Argument "val.preload" documented but not known
wrznr opened this issue · comments
According to https://calamari-ocr.readthedocs.io/en/latest/doc.command-line-usage.html#preloading-data-load-data-on-the-fly there is an argument val.preload
used to prevent validation images from being loaded into RAM. However, applying this argument leads to an UnknownArgumentError
:
$ calamari-train --train.preload False --val.preload False --trainer.gen SplitTrain --trainer.gen.validation_split_ratio=0.2 --train PageXML --train.images *.tif
2022-03-24 14:16:12.989906: W tensorflow/stream_executor/platform/default/dso_loader.cc:64] Could not load dynamic library 'libcudart.so.11.0'; dlerror: libcudart.so.11.0: cannot open shared object file: No such file or directory
2022-03-24 14:16:12.989929: I tensorflow/stream_executor/cuda/cudart_stub.cc:29] Ignore above cudart dlerror if you do not have a GPU set up on your machine.
INFO 2022-03-24 14:16:14,206 calamari_ocr.ocr.training.pipe: Splitting training and validation files with ratio 0.2: 89/358 for validation/training.
CRITICAL 2022-03-24 14:16:14,231 tfaip.util.logging: Uncaught exception
Traceback (most recent call last):
File "/home/kmw/Documents/Work/OCR-D/ocrd_all/venv/bin/calamari-train", line 8, in <module>
sys.exit(run())
File "/home/kmw/Documents/Work/OCR-D/ocrd_all/venv/lib/python3.8/site-packages/calamari_ocr/scripts/train.py", line 17, in run
main(parse_args())
File "/home/kmw/Documents/Work/OCR-D/ocrd_all/venv/lib/python3.8/site-packages/calamari_ocr/scripts/train.py", line 40, in parse_args
params = parser.parse_args(args).trainer
File "/home/kmw/Documents/Work/OCR-D/ocrd_all/venv/lib/python3.8/site-packages/paiargparse/main_parser.py", line 93, in parse_args
raise UnknownArgumentError(f"Unknown Arguments {' '.join(argv)}. Possible alternatives:{''.join(help_str)}")

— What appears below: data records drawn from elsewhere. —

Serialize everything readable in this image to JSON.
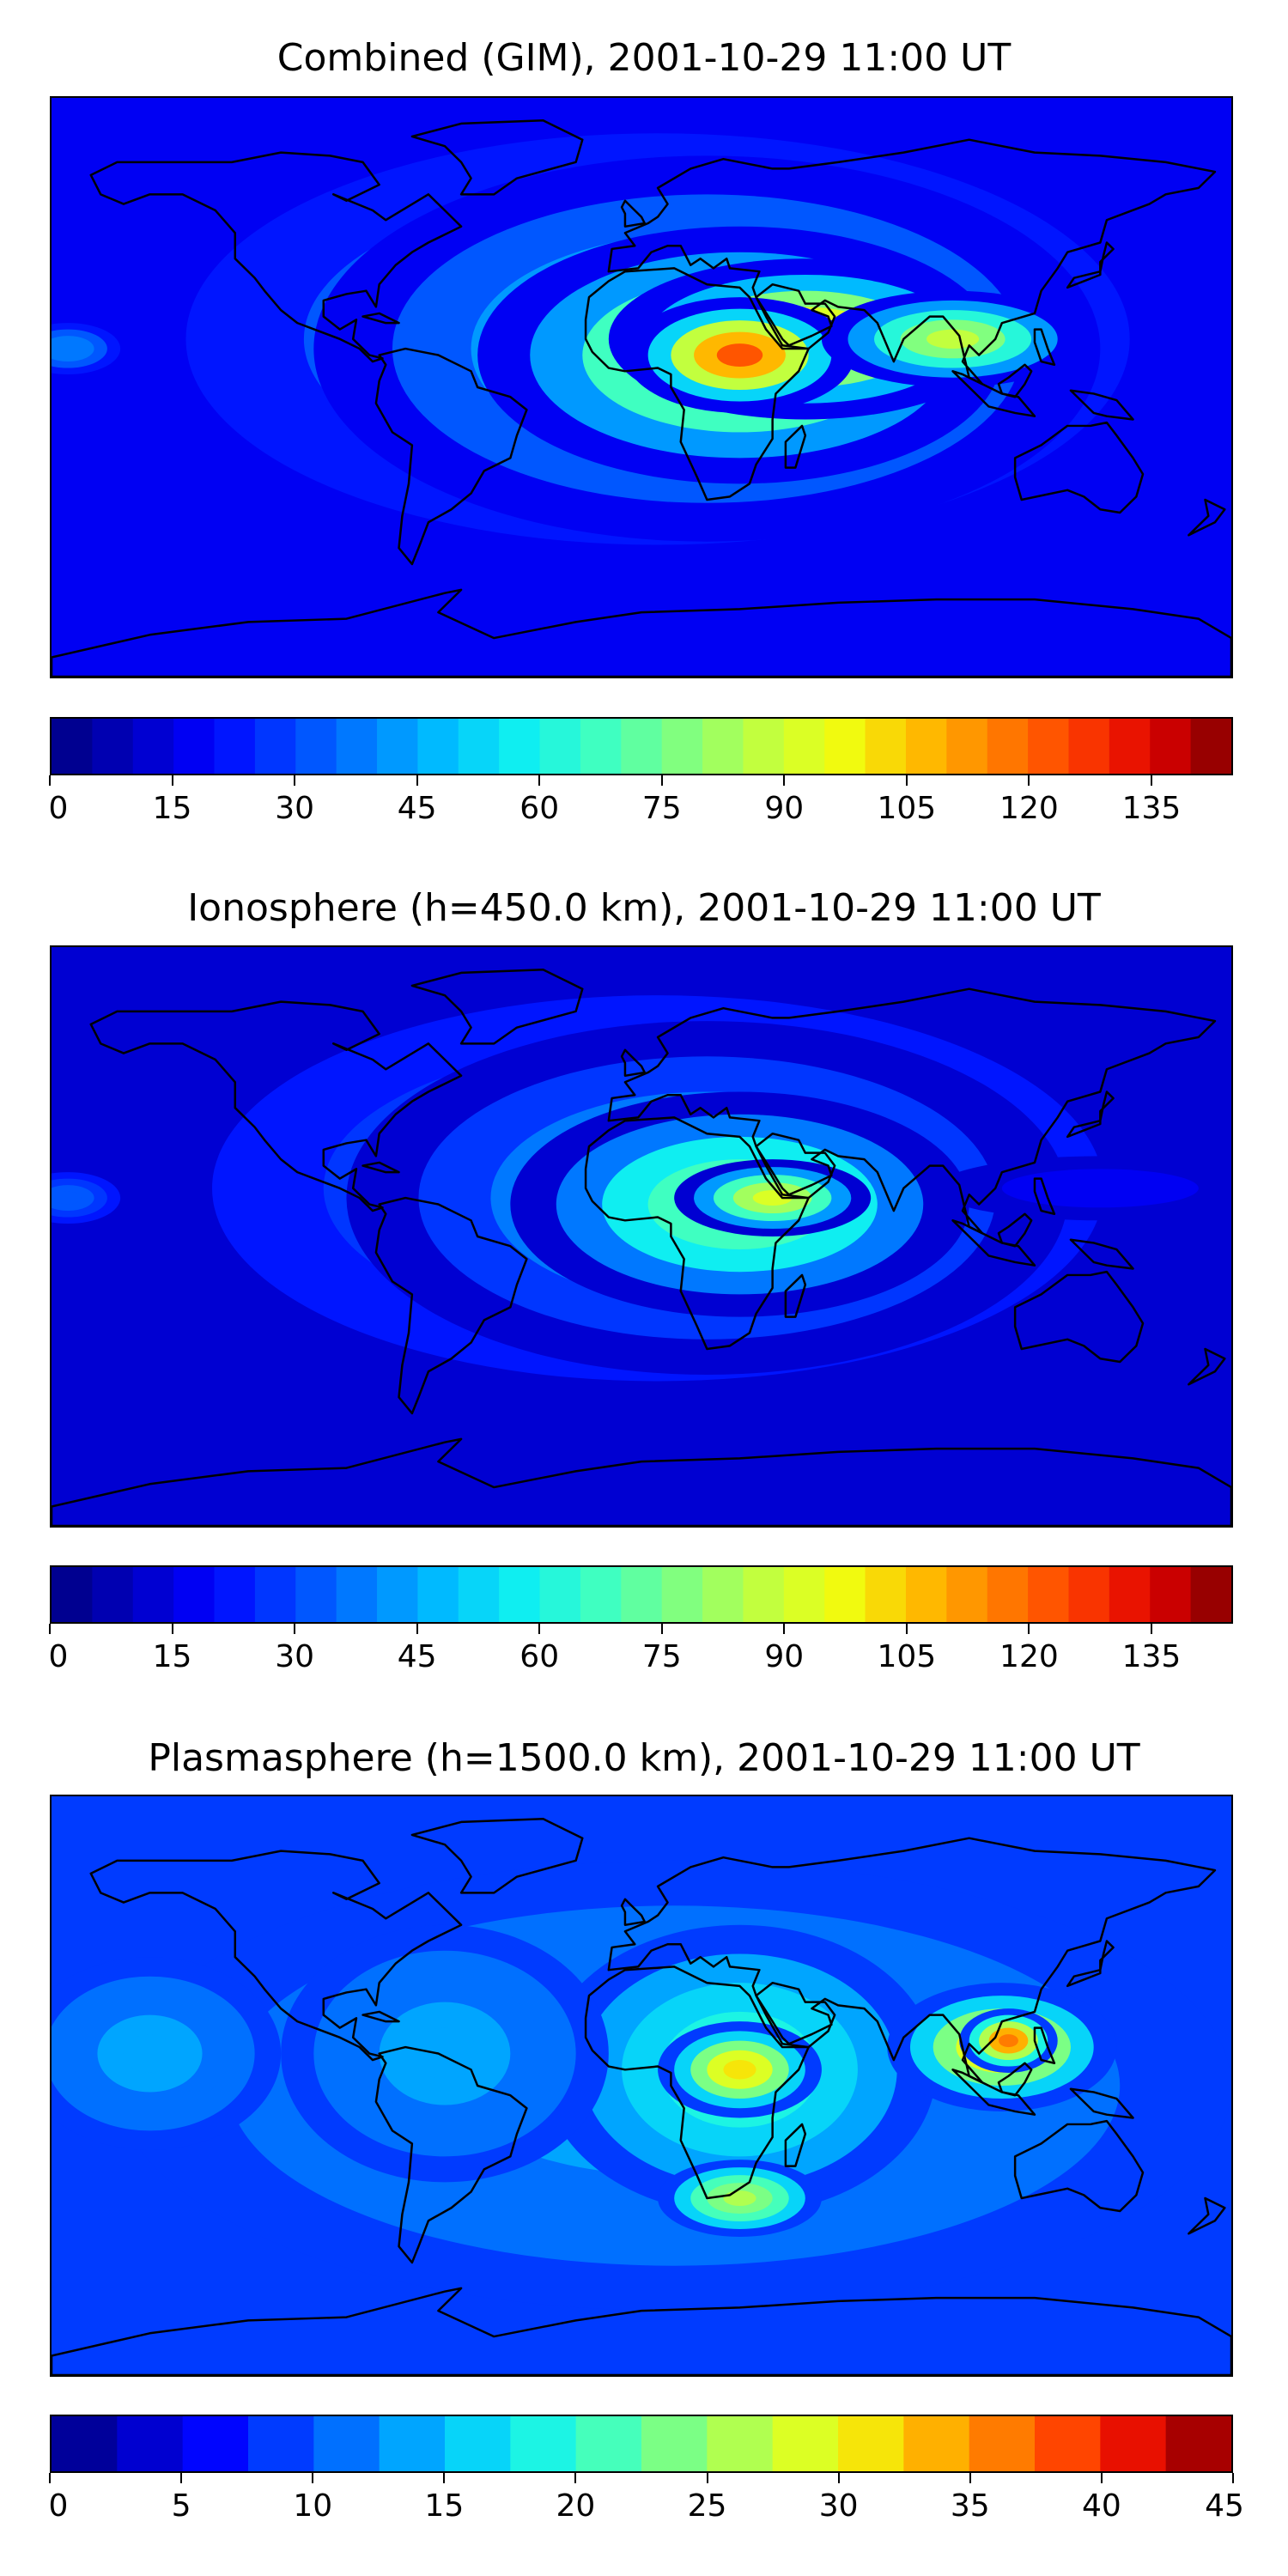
{
  "colorscale": [
    "#00007f",
    "#0000c0",
    "#0000ff",
    "#0040ff",
    "#0080ff",
    "#00c0ff",
    "#10f0f0",
    "#40ffc0",
    "#80ff80",
    "#c0ff40",
    "#f0ff10",
    "#ffc000",
    "#ff8000",
    "#ff4000",
    "#e00000",
    "#7f0000"
  ],
  "land_outline_color": "#000000",
  "panels": [
    {
      "id": "combined",
      "title": "Combined (GIM), 2001-10-29 11:00 UT",
      "vmin": 0,
      "vmax": 145,
      "bins": 29,
      "ticks": [
        "0",
        "15",
        "30",
        "45",
        "60",
        "75",
        "90",
        "105",
        "120",
        "135"
      ],
      "tick_values": [
        0,
        15,
        30,
        45,
        60,
        75,
        90,
        105,
        120,
        135
      ],
      "background_level": 15,
      "blobs": [
        {
          "lon": 5,
          "lat": 15,
          "rx": 180,
          "ry": 80,
          "v": 40
        },
        {
          "lon": 20,
          "lat": 12,
          "rx": 120,
          "ry": 60,
          "v": 60
        },
        {
          "lon": 30,
          "lat": 10,
          "rx": 80,
          "ry": 40,
          "v": 95
        },
        {
          "lon": 50,
          "lat": 15,
          "rx": 60,
          "ry": 25,
          "v": 110
        },
        {
          "lon": 30,
          "lat": 10,
          "rx": 35,
          "ry": 18,
          "v": 125
        },
        {
          "lon": 95,
          "lat": 15,
          "rx": 40,
          "ry": 15,
          "v": 90
        },
        {
          "lon": -175,
          "lat": 12,
          "rx": 20,
          "ry": 10,
          "v": 40
        }
      ]
    },
    {
      "id": "ionosphere",
      "title": "Ionosphere  (h=450.0 km), 2001-10-29 11:00 UT",
      "vmin": 0,
      "vmax": 145,
      "bins": 29,
      "ticks": [
        "0",
        "15",
        "30",
        "45",
        "60",
        "75",
        "90",
        "105",
        "120",
        "135"
      ],
      "tick_values": [
        0,
        15,
        30,
        45,
        60,
        75,
        90,
        105,
        120,
        135
      ],
      "background_level": 12,
      "blobs": [
        {
          "lon": 5,
          "lat": 15,
          "rx": 170,
          "ry": 75,
          "v": 35
        },
        {
          "lon": 20,
          "lat": 12,
          "rx": 110,
          "ry": 55,
          "v": 55
        },
        {
          "lon": 30,
          "lat": 10,
          "rx": 70,
          "ry": 35,
          "v": 80
        },
        {
          "lon": 40,
          "lat": 12,
          "rx": 30,
          "ry": 12,
          "v": 95
        },
        {
          "lon": 140,
          "lat": 15,
          "rx": 50,
          "ry": 10,
          "v": 20
        },
        {
          "lon": -175,
          "lat": 12,
          "rx": 20,
          "ry": 10,
          "v": 35
        }
      ]
    },
    {
      "id": "plasmasphere",
      "title": "Plasmasphere (h=1500.0 km), 2001-10-29 11:00 UT",
      "vmin": 0,
      "vmax": 45,
      "bins": 18,
      "ticks": [
        "0",
        "5",
        "10",
        "15",
        "20",
        "25",
        "30",
        "35",
        "40",
        "45"
      ],
      "tick_values": [
        0,
        5,
        10,
        15,
        20,
        25,
        30,
        35,
        40,
        45
      ],
      "background_level": 8,
      "blobs": [
        {
          "lon": 10,
          "lat": 0,
          "rx": 170,
          "ry": 70,
          "v": 14
        },
        {
          "lon": 30,
          "lat": 5,
          "rx": 60,
          "ry": 45,
          "v": 22
        },
        {
          "lon": 30,
          "lat": 5,
          "rx": 25,
          "ry": 15,
          "v": 32
        },
        {
          "lon": 30,
          "lat": -35,
          "rx": 25,
          "ry": 12,
          "v": 28
        },
        {
          "lon": 110,
          "lat": 12,
          "rx": 35,
          "ry": 20,
          "v": 32
        },
        {
          "lon": 112,
          "lat": 14,
          "rx": 15,
          "ry": 10,
          "v": 38
        },
        {
          "lon": -60,
          "lat": 10,
          "rx": 50,
          "ry": 40,
          "v": 14
        },
        {
          "lon": -150,
          "lat": 10,
          "rx": 40,
          "ry": 30,
          "v": 14
        }
      ]
    }
  ]
}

paiargparse.dataclass_parser.UnknownArgumentError: Unknown Arguments --val.preload False. Possible alternatives:
--val.preload ==> --train.preload, --val.prefetch, --val.limit
You're right, that is confusing, the documentation needs some clarification. I'm guessing from the code that --val.preload
only works when you use a separate validation dataset via --val
, --val.images
and so on. In your case, the validation dataset is derived directly from the --train
-dataset with SplitTrain
, so the parameter could probably be --trainer.gen.val.preload
(would need to test if this has any effect).